Notre pays mérite les louanges de tous les hommes et non pas seulement les nôtres, pour bien des raisons diverses, dont la première et la plus grande est qu’il a la chance d’être aimé des dieux. Notre affirmation est attestée par la querelle et le jugement des divinités d qui se disputèrent pour lui[2]. Ce pays qui a obtenu l’éloge des dieux, comment n’aurait-il pas justement celui de l’humanité tout entière ? Un second éloge lui serait encore dû : au temps lointain où toute la terre produisait et faisait croître des êtres de toute sorte, bêtes et plantes, la nôtre s’est montrée vierge et pure de bêtes sauvages ; et parmi les êtres vivants elle a choisi pour elle et mis au monde l’homme, qui par l’intelligence s’élève au-dessus des autres, et reconnaît seul une justice et des dieux. Une preuve bien forte e vient appuyer la thèse que cette terre a enfanté les ancêtres de ces morts, qui furent aussi les nôtres. Tout être qui enfante porte en soi la nourriture appropriée à son enfant, et c’est par où la véritable mère se distingue clairement de celle qui ne l’est pas : celle-ci en prend frauduleusement le nom, si elle n’a pas en elle la source qui doit nourrir l’enfant.
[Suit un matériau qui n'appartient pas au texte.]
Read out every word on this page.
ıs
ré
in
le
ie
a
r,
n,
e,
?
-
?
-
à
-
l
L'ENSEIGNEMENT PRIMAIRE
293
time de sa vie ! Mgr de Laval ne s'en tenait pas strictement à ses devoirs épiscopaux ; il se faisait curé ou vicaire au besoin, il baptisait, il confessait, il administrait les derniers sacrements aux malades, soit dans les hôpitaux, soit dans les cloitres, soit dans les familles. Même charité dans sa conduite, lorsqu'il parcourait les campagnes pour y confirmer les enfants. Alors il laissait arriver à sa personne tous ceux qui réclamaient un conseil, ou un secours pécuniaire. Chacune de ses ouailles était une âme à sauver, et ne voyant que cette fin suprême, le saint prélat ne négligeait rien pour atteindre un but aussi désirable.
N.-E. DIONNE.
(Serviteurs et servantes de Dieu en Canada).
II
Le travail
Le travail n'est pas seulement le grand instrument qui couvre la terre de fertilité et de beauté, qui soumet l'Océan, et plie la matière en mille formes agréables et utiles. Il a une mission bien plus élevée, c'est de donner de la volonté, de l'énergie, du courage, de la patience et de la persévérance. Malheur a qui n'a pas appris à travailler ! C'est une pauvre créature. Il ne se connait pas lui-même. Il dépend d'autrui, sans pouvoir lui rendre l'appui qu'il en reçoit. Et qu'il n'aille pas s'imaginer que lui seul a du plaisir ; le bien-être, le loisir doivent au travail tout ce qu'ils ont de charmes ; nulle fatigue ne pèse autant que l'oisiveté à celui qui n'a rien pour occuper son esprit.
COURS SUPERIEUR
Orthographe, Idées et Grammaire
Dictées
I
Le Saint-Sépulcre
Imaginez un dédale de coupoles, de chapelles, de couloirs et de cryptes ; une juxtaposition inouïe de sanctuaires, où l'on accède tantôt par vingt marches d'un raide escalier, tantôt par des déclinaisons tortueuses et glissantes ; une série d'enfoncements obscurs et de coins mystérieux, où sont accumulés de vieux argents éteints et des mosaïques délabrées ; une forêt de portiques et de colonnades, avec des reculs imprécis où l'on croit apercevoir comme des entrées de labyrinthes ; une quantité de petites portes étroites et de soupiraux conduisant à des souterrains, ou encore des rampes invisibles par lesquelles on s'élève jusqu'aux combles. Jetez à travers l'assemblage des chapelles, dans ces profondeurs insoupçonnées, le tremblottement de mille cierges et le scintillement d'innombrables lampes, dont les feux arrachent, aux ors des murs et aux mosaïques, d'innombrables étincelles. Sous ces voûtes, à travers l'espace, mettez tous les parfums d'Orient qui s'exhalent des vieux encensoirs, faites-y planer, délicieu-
Or, celle qui est à la fois

  1. La prétention à l’autochtonie, lieu commun de l’éloquence attique, s’accorde pourtant mal avec les traditions athéniennes elles-mêmes. Les grandes familles d’Athènes se reconnaissaient une origine étrangère : les Alcméonides descendaient de Pyliens qui étaient venus de Messénie en Attique. Les Athéniens se glorifiaient d’avoir de tout temps donné asile aux opprimés et aux proscrits (Xénophon, Helléniques, VI, 5, 45). Les premiers habitants du pays étaient les « Pélasges », qui parlaient une langue non hellénique. Plus tard, le pays fut envahi par une population achéenne qui imposa sa langue aux indigènes.
  2. Voir la Notice, p. 67. Les dieux avaient donné gain de cause à Athéna, sur le témoignage de Cécrops.